IF you are about to write OR MODIFY ANY of these:

  • def test_* (any test function)
  • class Test* (any test class)
  • Any code in a file named test_*.py
  • Any code in tests/ directory
  • Any assertion in existing tests
  • Any test expectations or mock return values

THEN you MUST:

  1. STOP - Do not write OR MODIFY ANY test code yet
  2. Read .claude/skills/test-writer/SKILL.md
  3. Follow the 12-step analysis workflow
  4. If MODIFYING: Understand what contract is changing and why
  5. Present analysis to user with "TEST CONTRACT CHANGED:" if modifying expectations
  6. Get user confirmation
  7. ONLY THEN write/modify test code
  8. Invoke pytest-test-reviewer agent after

BANNED: Writing OR MODIFYING def test_* or class Test* without using test-writer skill first

This workflow is MANDATORY. Violations will be caught through pressure testing.

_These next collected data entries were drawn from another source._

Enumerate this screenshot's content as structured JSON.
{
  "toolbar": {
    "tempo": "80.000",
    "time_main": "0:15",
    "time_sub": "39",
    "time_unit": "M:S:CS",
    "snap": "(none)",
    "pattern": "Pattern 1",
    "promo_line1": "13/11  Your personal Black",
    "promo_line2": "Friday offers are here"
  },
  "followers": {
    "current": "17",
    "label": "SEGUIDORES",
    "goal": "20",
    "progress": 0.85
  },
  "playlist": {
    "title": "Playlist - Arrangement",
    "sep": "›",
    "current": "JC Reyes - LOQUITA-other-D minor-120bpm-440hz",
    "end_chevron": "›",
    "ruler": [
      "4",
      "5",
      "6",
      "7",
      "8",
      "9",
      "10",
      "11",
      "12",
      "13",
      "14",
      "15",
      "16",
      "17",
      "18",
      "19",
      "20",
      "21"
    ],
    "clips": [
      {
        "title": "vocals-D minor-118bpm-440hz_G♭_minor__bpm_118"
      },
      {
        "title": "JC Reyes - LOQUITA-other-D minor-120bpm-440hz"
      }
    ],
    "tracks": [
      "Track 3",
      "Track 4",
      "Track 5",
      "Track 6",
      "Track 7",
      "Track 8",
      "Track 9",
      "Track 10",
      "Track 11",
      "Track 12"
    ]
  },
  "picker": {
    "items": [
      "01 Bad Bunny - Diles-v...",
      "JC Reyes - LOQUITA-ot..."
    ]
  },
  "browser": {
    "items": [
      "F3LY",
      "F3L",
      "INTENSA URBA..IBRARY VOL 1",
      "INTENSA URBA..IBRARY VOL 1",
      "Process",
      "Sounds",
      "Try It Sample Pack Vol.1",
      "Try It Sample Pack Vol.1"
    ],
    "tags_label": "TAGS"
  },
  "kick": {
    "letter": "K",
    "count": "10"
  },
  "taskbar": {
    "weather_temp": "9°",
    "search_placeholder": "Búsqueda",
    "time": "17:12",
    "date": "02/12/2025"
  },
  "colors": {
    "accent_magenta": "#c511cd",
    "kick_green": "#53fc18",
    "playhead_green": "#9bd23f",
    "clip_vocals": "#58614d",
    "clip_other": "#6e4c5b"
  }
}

🔄 How Test Skills Interact

Skill Responsibilities

test-fixer (orchestrates):

  • Manages git (stash/backup/checkout), investigates failures, iterates on fixes
  • Calls test-writer when modifying tests, calls test-runner to verify, can call sql-reader for context

test-writer (guards quality):

  • Prevents encoding broken behavior, determines if code/contract is wrong
  • Can call sql-reader for production data, flags UX changes autonomously

test-runner (validates):

  • Runs ruff → lint → test-all-mocked (Steps 0-2), full parallel suite (Step 3)
  • Called by test-fixer after each fix attempt

sql-reader (provides context):

  • Shows production data model reality for test-fixer and test-writer

Complete Workflow

Normal development:

Code change → test-runner validates → done

When tests fail:

Tests fail → test-fixer: backup → investigate → fix (calls test-writer if modifying tests,
may call sql-reader for context) → test-runner verifies → iterate until passing

Key principles:

  1. test-fixer orchestrates, test-writer guards quality, test-runner validates
  2. Work autonomously, flag UX contract changes explicitly
  3. sql-reader provides production context when needed

Available Skills

🔥 test-writer (CRITICAL)

MANDATORY for ALL test writing AND modification

🚨 YOU CANNOT WRITE OR MODIFY TESTS WITHOUT THIS SKILL 🚨

WHEN TO USE (Automatic Triggers):

You MUST use this skill if ANY of these are true:

  1. About to write def test_* - Any test function
  2. About to write class Test* - Any test class
  3. Creating/editing test_*.py - Any test file
  4. Working in tests/ directory - Any test code
  5. User says: "write tests" OR "add tests" OR "test this" OR "add coverage"
  6. You think: "I should test this function/class/module"
  7. MODIFYING existing test assertions - Changing what tests expect
  8. MODIFYING mock return values - Changing test setup/fixtures
  9. Tests fail after your code changes - Need to understand if code or contract broke
  10. User says: "fix the tests" OR "update the tests" OR "tests are failing"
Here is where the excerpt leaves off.